Was an der im Film übertragenen Geschichte wahr oder falsch oder nicht so ganz nachprüfbar ist (Eduardo Saverin sagt: "Ja, das stimmt alles", Mark Zuckerberg sagt "Ist doch alles nur gelogen""), sei mal dahingestellt. Sowieso wird sowohl die Gründung und das Heranwachsen von Facebook weder dokumentarisch nacherzählt, noch in den Vordergrund der Geschichte geschoben - Facebook selbst dient nur als Aufhänger und Dreh und Angelpunkt um eine zeitlose Geschichte über Freundschaft, Verrat und Gier zu erzählen, was zeigt: Facebook-Film ist mehr oder weniger Blödsinn. Der Schwerpunkt des Films liegt nicht bei der Website, sonder bei den Menschen hinter ihnen und ihren Problemen, vor allem ihren Problemen untereinander. Getragen von durch der Bank weg exzellenten Schauspielern: Sei es Jesse Eisenberg, der vor diesem Film schon als "Michael Cera-Abklatsch" geahndet wurde und zeigt, was für ein Talent in ihm steckt oder Justin Timberlake, der sich zwar schon in einigen Filmen beweisen konnte, aber bisher doch immer im Schatten versteckt blieb. Das Andrew Garfield ein ausgezeichneter Schauspieler ist, dass wusste man ja schon vorher - So macht er auch in der "Sympathierolle" des Films eine einwandfreie Figur.
Doch was wären Schauspieler ohne ein gutes Drehbuch. Und das gibt es hier in seiner Spitzenklasse-Form zu sehen. Autor Aaron Sorkin macht aus einer wahren und auch nicht besonders spannenden Geschichte eine Parabel über die, wie schon angesprochen, klassischen Themen wie Freundschaft, Ehrgeiz, Verrat - Würzt das mit großartigen Dialogen und trockenem Humor ohne bei den Figuren in Klischees zu verfallen, was hier durchaus einfach gewesen wäre. So einfach hätte man aus Mark Zuckerberg ein hassenswertes Arschloch machen können - Und irgendwo ist er das auch, durch sein Arrogantes Auftreten, gleichzeitig aber auch irgendwie sympathisch. Dazu kommt eine überraschende Kurzweiligkeit, die die zwei Stunden wie im Flug vergehen lassen, was gleichzeitig auch an David Finchers schneller Inszenierung liegt, die sich trotz rasanten Schnitten und visuellen Spielereien immer Zeit für die Geschichte und deren Charaktere nimmt. Vergleichbar ist The Social Network vor allem mit Finchers vorletztem Film, Zodiac, der auch eine relativ unspektakuläre, charakterbezogene Geschichte über einen größeren Zeitraum bietet und durch das Zusammenspiel eines großartigen Drehbuchs und Finchers Regie eine herausragende Mischung herauskommt, die mit atmosphärischer Dichte und einigen visuell beeindruckenden Szenen aufwartet (War es eine Taxifahrt aus Vogelperspektive in Zodiac ist es ein Ruder-Rennen in The Social Network).
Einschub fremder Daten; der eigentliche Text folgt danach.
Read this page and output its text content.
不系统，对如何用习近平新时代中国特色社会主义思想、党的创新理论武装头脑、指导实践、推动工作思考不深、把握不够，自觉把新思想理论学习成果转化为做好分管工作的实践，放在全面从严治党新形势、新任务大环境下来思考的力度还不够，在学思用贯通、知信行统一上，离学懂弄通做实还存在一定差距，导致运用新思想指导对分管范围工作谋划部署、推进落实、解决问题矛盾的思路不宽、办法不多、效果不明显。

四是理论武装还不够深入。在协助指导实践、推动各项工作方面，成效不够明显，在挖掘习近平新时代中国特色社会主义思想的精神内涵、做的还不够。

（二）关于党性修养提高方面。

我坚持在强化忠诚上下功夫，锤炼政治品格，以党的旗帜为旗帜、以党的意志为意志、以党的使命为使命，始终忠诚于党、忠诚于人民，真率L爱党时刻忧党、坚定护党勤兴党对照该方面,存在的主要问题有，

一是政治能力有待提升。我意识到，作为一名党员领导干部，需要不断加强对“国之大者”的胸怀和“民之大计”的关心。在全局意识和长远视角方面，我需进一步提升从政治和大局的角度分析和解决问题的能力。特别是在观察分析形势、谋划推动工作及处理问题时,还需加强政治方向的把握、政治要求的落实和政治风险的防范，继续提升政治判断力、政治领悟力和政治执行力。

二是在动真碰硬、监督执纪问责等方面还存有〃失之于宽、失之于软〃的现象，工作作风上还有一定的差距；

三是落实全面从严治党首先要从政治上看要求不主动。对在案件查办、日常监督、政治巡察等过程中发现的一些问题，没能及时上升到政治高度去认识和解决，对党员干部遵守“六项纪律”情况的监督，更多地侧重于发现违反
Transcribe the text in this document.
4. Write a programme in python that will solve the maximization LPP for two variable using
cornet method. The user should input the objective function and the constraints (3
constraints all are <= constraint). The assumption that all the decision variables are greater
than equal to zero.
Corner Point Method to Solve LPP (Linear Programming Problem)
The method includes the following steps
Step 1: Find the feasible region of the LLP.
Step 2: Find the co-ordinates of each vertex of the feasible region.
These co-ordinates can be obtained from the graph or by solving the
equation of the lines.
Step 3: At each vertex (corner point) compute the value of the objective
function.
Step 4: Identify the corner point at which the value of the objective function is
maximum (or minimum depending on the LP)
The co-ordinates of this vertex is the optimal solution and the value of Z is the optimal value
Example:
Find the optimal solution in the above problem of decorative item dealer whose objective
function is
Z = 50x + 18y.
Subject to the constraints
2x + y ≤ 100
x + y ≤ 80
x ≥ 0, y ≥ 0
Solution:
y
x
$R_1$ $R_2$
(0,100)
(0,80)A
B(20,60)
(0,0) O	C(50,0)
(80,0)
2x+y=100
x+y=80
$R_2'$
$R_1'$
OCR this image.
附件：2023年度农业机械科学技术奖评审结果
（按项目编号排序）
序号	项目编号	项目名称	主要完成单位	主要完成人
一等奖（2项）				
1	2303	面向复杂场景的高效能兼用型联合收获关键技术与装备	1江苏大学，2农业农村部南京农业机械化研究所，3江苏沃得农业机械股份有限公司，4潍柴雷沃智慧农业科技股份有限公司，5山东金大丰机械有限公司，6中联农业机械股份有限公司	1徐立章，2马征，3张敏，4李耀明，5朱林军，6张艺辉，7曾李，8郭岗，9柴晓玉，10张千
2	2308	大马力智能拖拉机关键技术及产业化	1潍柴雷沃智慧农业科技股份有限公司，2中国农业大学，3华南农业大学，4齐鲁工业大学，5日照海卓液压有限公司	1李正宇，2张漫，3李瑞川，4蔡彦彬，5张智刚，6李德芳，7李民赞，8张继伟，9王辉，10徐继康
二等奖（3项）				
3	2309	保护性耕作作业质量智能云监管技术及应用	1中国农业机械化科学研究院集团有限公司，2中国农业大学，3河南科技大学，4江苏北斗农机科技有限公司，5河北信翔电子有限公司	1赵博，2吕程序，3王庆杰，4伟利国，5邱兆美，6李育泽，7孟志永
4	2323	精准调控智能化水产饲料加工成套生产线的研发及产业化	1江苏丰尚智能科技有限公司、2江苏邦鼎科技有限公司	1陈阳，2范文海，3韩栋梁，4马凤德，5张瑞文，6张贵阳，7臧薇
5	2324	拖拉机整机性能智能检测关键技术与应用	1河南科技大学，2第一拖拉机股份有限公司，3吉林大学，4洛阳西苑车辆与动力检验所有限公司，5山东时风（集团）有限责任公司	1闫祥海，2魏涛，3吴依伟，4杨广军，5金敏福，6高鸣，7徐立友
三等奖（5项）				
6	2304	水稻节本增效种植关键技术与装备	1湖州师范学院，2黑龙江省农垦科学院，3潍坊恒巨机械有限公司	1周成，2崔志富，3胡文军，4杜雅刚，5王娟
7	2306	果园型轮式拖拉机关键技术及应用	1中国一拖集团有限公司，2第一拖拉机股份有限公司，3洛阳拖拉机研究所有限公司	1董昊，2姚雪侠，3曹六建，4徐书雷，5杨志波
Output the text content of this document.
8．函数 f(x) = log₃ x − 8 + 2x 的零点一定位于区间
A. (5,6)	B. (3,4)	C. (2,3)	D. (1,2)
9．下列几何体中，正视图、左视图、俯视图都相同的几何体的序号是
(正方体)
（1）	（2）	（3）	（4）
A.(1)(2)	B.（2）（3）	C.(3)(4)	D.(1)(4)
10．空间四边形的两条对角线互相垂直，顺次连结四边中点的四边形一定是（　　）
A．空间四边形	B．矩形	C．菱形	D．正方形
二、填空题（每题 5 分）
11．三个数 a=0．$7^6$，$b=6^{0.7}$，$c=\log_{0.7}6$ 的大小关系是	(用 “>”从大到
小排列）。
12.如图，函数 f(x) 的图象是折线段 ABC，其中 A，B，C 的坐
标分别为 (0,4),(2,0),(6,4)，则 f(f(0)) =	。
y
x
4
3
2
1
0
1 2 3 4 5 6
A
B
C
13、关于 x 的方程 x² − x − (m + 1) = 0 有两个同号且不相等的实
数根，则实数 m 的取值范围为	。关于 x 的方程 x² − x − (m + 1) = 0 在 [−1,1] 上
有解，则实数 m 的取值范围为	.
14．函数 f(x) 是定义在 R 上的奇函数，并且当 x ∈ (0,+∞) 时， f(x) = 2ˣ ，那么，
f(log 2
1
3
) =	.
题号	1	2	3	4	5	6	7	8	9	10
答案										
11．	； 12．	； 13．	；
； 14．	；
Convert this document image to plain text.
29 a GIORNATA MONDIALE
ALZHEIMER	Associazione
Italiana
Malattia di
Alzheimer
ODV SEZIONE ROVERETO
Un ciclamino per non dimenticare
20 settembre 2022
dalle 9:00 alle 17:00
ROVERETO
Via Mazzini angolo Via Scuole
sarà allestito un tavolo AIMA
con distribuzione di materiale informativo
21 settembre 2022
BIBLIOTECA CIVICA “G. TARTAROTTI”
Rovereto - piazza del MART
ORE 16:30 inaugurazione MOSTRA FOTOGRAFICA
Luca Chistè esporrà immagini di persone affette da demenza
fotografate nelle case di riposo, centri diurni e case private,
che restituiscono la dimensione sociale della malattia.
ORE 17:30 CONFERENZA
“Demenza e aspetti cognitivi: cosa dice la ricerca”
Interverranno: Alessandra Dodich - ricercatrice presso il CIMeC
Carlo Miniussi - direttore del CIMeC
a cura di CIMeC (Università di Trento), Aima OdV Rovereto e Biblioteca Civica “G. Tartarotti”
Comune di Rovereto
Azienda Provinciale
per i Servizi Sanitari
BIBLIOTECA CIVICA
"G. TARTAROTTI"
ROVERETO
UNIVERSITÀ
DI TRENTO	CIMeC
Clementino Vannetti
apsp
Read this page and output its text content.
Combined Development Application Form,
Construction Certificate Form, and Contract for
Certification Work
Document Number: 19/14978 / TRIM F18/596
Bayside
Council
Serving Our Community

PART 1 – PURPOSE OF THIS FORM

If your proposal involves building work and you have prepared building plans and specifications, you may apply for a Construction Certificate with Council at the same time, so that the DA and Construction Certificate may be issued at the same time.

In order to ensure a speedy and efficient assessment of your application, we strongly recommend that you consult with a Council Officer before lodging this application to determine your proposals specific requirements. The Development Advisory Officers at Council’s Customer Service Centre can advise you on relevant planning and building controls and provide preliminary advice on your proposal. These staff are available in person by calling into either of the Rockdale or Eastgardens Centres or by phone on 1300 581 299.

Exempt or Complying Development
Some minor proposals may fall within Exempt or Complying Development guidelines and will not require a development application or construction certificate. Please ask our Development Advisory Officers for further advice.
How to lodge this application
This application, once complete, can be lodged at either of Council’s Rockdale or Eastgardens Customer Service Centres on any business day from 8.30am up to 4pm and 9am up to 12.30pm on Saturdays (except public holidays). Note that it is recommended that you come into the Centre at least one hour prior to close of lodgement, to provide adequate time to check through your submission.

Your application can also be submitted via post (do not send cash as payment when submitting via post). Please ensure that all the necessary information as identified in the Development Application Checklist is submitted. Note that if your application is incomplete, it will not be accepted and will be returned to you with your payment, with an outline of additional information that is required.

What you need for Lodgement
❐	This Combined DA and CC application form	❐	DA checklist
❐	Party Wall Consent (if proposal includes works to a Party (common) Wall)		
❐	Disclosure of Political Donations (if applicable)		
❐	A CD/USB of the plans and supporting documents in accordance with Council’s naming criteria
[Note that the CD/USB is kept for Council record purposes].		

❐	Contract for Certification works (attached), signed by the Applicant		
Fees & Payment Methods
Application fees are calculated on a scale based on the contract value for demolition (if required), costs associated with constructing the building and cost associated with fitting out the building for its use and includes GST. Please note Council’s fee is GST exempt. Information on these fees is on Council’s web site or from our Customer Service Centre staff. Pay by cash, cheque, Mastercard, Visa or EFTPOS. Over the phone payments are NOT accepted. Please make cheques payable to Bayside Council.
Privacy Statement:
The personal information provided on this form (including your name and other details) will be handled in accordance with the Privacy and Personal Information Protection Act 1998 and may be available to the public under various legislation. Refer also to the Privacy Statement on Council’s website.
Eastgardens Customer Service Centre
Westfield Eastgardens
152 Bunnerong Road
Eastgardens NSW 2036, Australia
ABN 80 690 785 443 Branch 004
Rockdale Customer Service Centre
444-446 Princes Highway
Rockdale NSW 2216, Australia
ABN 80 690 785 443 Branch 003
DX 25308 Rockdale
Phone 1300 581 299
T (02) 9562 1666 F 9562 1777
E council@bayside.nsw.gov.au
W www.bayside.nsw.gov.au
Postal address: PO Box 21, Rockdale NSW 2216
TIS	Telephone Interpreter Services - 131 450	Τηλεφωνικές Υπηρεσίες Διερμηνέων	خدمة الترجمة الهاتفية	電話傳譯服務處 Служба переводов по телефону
Nicht zu vergessen, wenn im Film auch weniger angespielt, als erwartet: Der Score von Trent Reznor und Atticus Ross, der mit seinen elektronischen Klängen an eine düstere Version von Mark Mothersbaugh erinnert, der den Bildern des Films noch mal eine ganz eigene Note aufdrückt, merklich zur Atmosphäre des Films beiträgt und zum Besten gehört, was die Score-Landschaft 2010 bisher hervorgebracht hat - Wenn nicht sogar das Beste.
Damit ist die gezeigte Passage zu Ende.